Chronic disease treatment accounts for more than 80% of U.S. healthcare costs. With the intent of preventing rather than treating those conditions to improve care and lower costs, the Bipartisan Policy Center has released its white paper “A Prevention Prescription for Improving Health and Health Care in America” outlining its strategies for a healthier nation.
The report identifies two ways to improve preventive care: reimbursing physicians for counseling patients on improving their health; and strengthening healthcare providers' connections to non-medical, community-based organizations.
Prevention was defined in the report as a strategy to avoid illness by keeping people healthy and “averting the progression of disease.” Such strategies could include clinical interventions like cancer screenings or vaccinations, and community-based interventions such as the YMCA's weight-management program for people described as “pre-diabetic.”
The Bipartisan Policy Center's task force, which included Dr. William Dietz with the George Washington University Milken Institute of Public Health, and Dr. Matt Longjohn, national health officer for YMCA of the USA, came up with the prevention plan, which also involves building the evidence base for prevention.
The BPC panel recommended public health research, funded by the Centers for Disease Control and Prevention or the National Institutes of Health, to conduct an economic analysis of the interventions being studied, and for public health journals to push for economic analysis in the prevention-strategy studies they publish.
The task force also called for the Center for Medicare and Medicaid Innovation to invest in an accountable health community, or AHC model that would create a population-health framework on top of the existing healthcare delivery infrastructure. It also recommended that the CMS develop mechanisms for addressing the “wrong pocket” issue where recipients receive downstream benefits and savings created by someone else's investment in prevention and wellness efforts.
The Robert Wood Johnson Foundation concept of a “Culture of Health” was a principle the task force embraced. This concept was described in the BPC report as one in which an entire population attains the best health possible and in which “all sectors of society, value good health and work together to build healthy communities and lifestyles; and in which everyone, regardless of economic, social, or geographic differences has access to community environments that promote health and wellness, and to high-quality, efficient, and affordable healthcare.”
Integrating prevention into healthcare delivery will require reforms that incentivize health promotion over disease treatment and develop financial incentives and policy changes that are self-sustaining and have a long-term focus, the BPC said in its report.
“The ability to identify effective prevention strategies and measure their impact is obviously critical,” the task force stated in the report. “Both to ensure that scarce resources are deployed to deliver optimal results and to convince public and private decision-makers, from state comptrollers to CEOs to mayors and federal legislators, that upfront investments in prevention pay off in ways that they value, either in terms of improved health outcomes, lower costs, or both.”

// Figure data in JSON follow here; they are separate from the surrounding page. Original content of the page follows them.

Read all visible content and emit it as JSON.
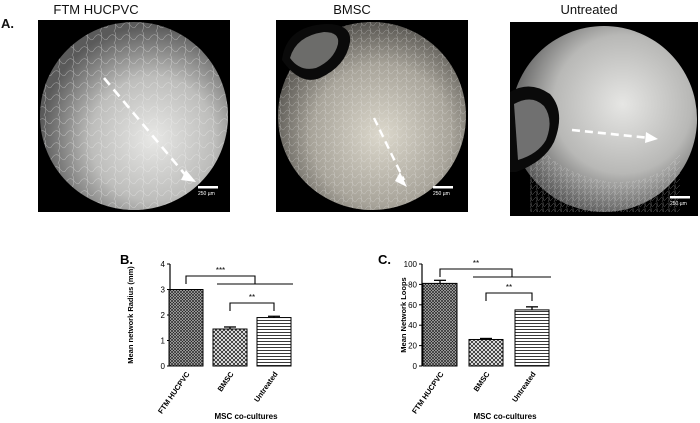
{
  "panel_a": {
    "label": "A.",
    "images": [
      {
        "title": "FTM HUCPVC",
        "scale_label": "250 µm"
      },
      {
        "title": "BMSC",
        "scale_label": "250 µm"
      },
      {
        "title": "Untreated",
        "scale_label": "250 µm"
      }
    ]
  },
  "chart_data": [
    {
      "panel": "B.",
      "type": "bar",
      "categories": [
        "FTM HUCPVC",
        "BMSC",
        "Untreated"
      ],
      "values": [
        3.0,
        1.45,
        1.9
      ],
      "errors": [
        0.0,
        0.08,
        0.05
      ],
      "ylabel": "Mean network Radius (mm)",
      "xlabel": "MSC co-cultures",
      "ylim": [
        0,
        4
      ],
      "yticks": [
        "0",
        "1",
        "2",
        "3",
        "4"
      ],
      "yticks_values": [
        0,
        1,
        2,
        3,
        4
      ],
      "significance": [
        {
          "label": "***",
          "from": "FTM HUCPVC",
          "to": "BMSC + Untreated"
        },
        {
          "label": "**",
          "from": "BMSC",
          "to": "Untreated"
        }
      ],
      "grid": false
    },
    {
      "panel": "C.",
      "type": "bar",
      "categories": [
        "FTM HUCPVC",
        "BMSC",
        "Untreated"
      ],
      "values": [
        81,
        26,
        55
      ],
      "errors": [
        3,
        1,
        3
      ],
      "ylabel": "Mean  Network Loops",
      "xlabel": "MSC co-cultures",
      "ylim": [
        0,
        100
      ],
      "yticks": [
        "0",
        "20",
        "40",
        "60",
        "80",
        "100"
      ],
      "yticks_values": [
        0,
        20,
        40,
        60,
        80,
        100
      ],
      "significance": [
        {
          "label": "**",
          "from": "FTM HUCPVC",
          "to": "BMSC + Untreated"
        },
        {
          "label": "**",
          "from": "BMSC",
          "to": "Untreated"
        }
      ],
      "grid": false
    }
  ]
}
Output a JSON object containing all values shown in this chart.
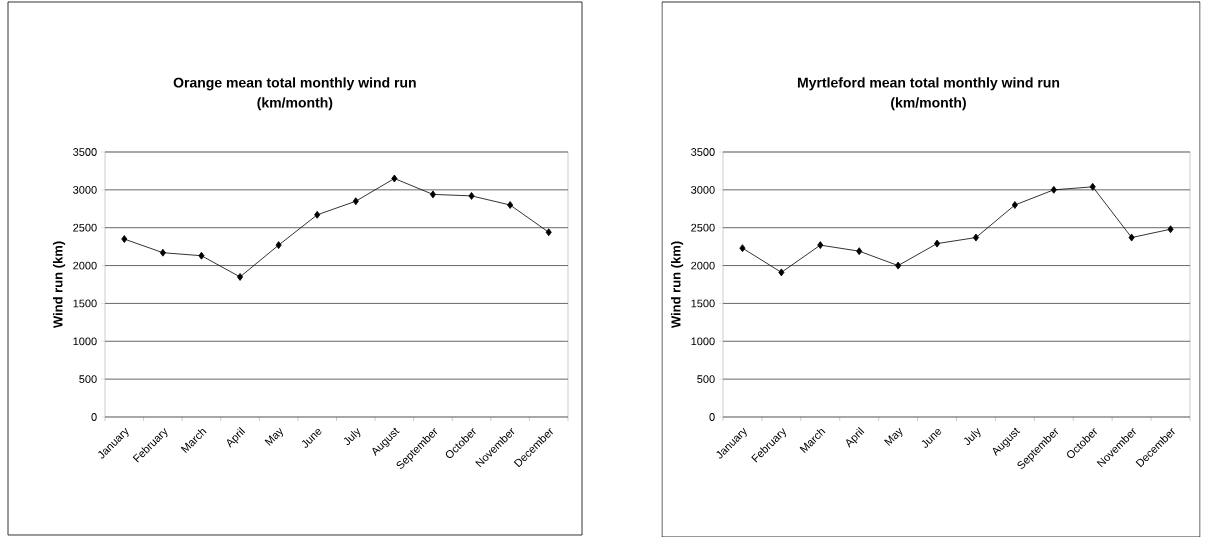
{
  "chart_data": [
    {
      "type": "line",
      "title": "Orange mean total monthly wind run\n(km/month)",
      "ylabel": "Wind run (km)",
      "categories": [
        "January",
        "February",
        "March",
        "April",
        "May",
        "June",
        "July",
        "August",
        "September",
        "October",
        "November",
        "December"
      ],
      "values": [
        2350,
        2170,
        2130,
        1850,
        2270,
        2670,
        2850,
        3150,
        2940,
        2920,
        2800,
        2440
      ],
      "color": "#000000",
      "ylim": [
        0,
        3500
      ],
      "yticks": [
        0,
        500,
        1000,
        1500,
        2000,
        2500,
        3000,
        3500
      ],
      "grid": "y",
      "marker": "diamond",
      "line_style": "solid"
    },
    {
      "type": "line",
      "title": "Myrtleford mean total monthly wind run\n(km/month)",
      "ylabel": "Wind run (km)",
      "categories": [
        "January",
        "February",
        "March",
        "April",
        "May",
        "June",
        "July",
        "August",
        "September",
        "October",
        "November",
        "December"
      ],
      "values": [
        2230,
        1910,
        2270,
        2190,
        2000,
        2290,
        2370,
        2800,
        3000,
        3040,
        2370,
        2480
      ],
      "color": "#000000",
      "ylim": [
        0,
        3500
      ],
      "yticks": [
        0,
        500,
        1000,
        1500,
        2000,
        2500,
        3000,
        3500
      ],
      "grid": "y",
      "marker": "diamond",
      "line_style": "solid"
    }
  ]
}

The report cited an asthma program initiated by the Nemours Children's Health System in Delaware in which parents were taught how to manage their children's asthma by replacing mattresses, curtains and carpets that contributed to asthma attacks, and how to work with schools to improve the environment outside of their homes.
Successful statewide prevention initiatives cited in the report included Oregon's Medicaid reform effort and Vermont's promotion of the patient-centered medical home, which it said has generated a 15.8% return on investment among patients with commercial health insurance and an 8.2% ROI among the state's Medicaid population.
While the report did not predict how much savings the BPC's strategy could generate, it cited how an accountable care organization in Hennepin County, Minn., reduced average per-patient costs by 30%, and how the YMCA program for pre-diabetics, conducted in partnership with the American Medical Association could produce savings of $1.3 billion over 10 years.
The BPC intends to take its plan before “targeted stakeholders and decision-makers” over the next 12 months to advance its recommendations.
“Galvanizing a national effort to prevent chronic disease is imperative,” BPC's Senior Adviser and former Senate Majority Leader Dr. Bill Frist said in a news release (PDF). “These recommendations will help develop new financing mechanisms and integrated programs and services that will shift America's healthcare system toward disease prevention and wellness.”